Die Tote im Badehaus
eine angemessene Scheidungsvereinbarung hatte. Keiko hat Nakamura erpreßt und gedroht, Setsuko von Hikari zu erzählen.«
»Hat er gezahlt?« Erpressung war ein Verbrechen, aber irgendwie gefiel mir die Vorstellung, daß der arrogante Geschäftsmann einer Frau gehorchen mußte. Hugh den Knöchel zu brechen und mich über die Fußgängerbrücke zu katapultieren war natürlich ein anderes Kapitel.
»Eine halbe Million Yen war die erste Rate. Damit ist die Sache mit seiner Firmenkreditkarte erklärt.«
»Aber jetzt, wo Setsuko tot ist, gibt es keinen Grund mehr für eine Erpressung. Er kann mit Hikari tun und lassen, was er will. Was für einen Grund hätte er also, dir zu helfen?«
»Er hat den Verdacht, daß Keiko hinter dem Mord steckt, aber er weiß nicht, wie er das beweisen soll, ohne seine Verbindung zu den yakuza zu offenbaren. Als ich Hikari angerufen habe, weil ich dringend ihre Hilfe brauchte, haben die beiden zusammen die Idee ausgeheckt, daß wir beide einbrechen und die Arbeit für ihn erledigen sollten. Deswegen hat er das Fotoalbum auf den Tisch gelegt und gehofft, daß wir es mitnehmen würden.«
»Das klingt, als würdest du ihn für unschuldig halten«, sagte ich. Meine Enttäuschung mischte sich mit der Erleichterung, daß ich nun nicht mehr mit einer Anklage wegen Einbruchs rechnen mußte.
»Für relativ unschuldig«, antwortete Hugh. »Über den Silvesterabend hat er deswegen so vage Lügen erzählt, weil er sich in einem Schrankzimmer versteckt und eine Stunde mit Hikari telefoniert hat. Ich habe heute die Rechnung meines Handys überprüft, und das hat sich als richtig herausgestellt.«
»Aha. Das fehlende Telefon, das du am Neujahrsmorgen vermißt hast!«
»Ein Schuß ins Schwarze, Miss Shimura!« Mit einer leichten Handbewegung brachte er mich aus dem Gleichgewicht, so daß ich an seinen Körper rollte. Ich war erstaunt über seine Erregung und über die Intensität meiner Reaktion.

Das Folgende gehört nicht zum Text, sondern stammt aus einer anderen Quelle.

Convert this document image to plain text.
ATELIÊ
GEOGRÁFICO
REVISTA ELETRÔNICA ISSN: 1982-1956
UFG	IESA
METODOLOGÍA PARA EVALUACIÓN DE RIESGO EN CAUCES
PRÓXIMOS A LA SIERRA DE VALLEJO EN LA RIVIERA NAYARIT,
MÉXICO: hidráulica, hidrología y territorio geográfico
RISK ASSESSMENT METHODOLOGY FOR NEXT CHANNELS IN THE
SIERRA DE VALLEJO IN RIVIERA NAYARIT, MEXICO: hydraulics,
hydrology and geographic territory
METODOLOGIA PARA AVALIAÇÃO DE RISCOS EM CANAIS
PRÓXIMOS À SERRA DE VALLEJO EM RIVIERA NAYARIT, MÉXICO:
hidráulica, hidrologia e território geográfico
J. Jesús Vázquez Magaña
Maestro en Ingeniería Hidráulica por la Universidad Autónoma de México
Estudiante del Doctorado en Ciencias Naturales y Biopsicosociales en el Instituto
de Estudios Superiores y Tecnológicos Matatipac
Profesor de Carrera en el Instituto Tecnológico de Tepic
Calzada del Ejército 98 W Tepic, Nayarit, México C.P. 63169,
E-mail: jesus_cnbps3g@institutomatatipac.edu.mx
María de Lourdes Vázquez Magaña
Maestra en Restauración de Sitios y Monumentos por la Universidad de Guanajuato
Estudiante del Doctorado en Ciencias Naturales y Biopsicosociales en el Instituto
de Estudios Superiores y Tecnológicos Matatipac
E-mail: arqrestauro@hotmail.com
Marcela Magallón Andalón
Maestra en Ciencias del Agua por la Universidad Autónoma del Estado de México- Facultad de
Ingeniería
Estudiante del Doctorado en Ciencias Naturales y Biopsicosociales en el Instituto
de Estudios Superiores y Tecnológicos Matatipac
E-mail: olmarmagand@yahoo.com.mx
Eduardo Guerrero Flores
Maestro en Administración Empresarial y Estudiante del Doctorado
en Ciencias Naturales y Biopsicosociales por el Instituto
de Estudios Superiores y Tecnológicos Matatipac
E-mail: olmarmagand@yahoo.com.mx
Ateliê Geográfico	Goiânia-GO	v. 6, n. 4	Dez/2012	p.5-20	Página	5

»Sind die Briefe von Setsukos Vater noch hier?« Ich stand auf, um Karens Kleid und meine Willenskraft zu retten. Hugh deutete auf die Aktentasche, die Mr. Nakamura gestern mitgebracht hatte. Ich öffnete sie und fand ein Bündel alter Briefe. Der Schimmel hatte auf viele der Umschläge ein gelbgrünes Muster gezeichnet.
»Offenbar hat der Vater ihr alle sechs bis acht Wochen geschrieben. Vor kurzem gab es eine viermonatige Pause, und dann hat er auf einem Computer getippt. Wegen seiner Arthritis, schreibt er.«
»Hast du sie alle gelesen?«
»Tagsüber gibt es nicht viel zu tun, wenn einen niemand besucht außer Winnie.«
Ich nahm vorsichtig einen der älter aussehenden handgeschriebenen Briefe, so wie ich es in meinem Museumspraktikum gelernt hatte. Er trug das Datum vom 11. Oktober 1975.
Meine liebe Setsuko,
ich freue mich, daß du die 800 Dollar für den Kindergartenbeitrag der kleinen Mariko verwenden konntest. Ich kann mir kaum vorstellen, daß meine Enkeltochter schon vier Jahre alt ist. Ich freue mich auf ein Foto von ihr. Seit sie ein Jahr alt ist, hast du mir keines mehr geschickt, deshalb bin ich sehr gespannt, wie sie aussieht. Ich weiß noch, als du klein warst, hattest du ganz süße Grübchen … Es ist schwierig für mich, zu begreifen, daß du jetzt beinahe zwanzig bist und hart für deine Ausbildung an der Schwesternschule arbeitest.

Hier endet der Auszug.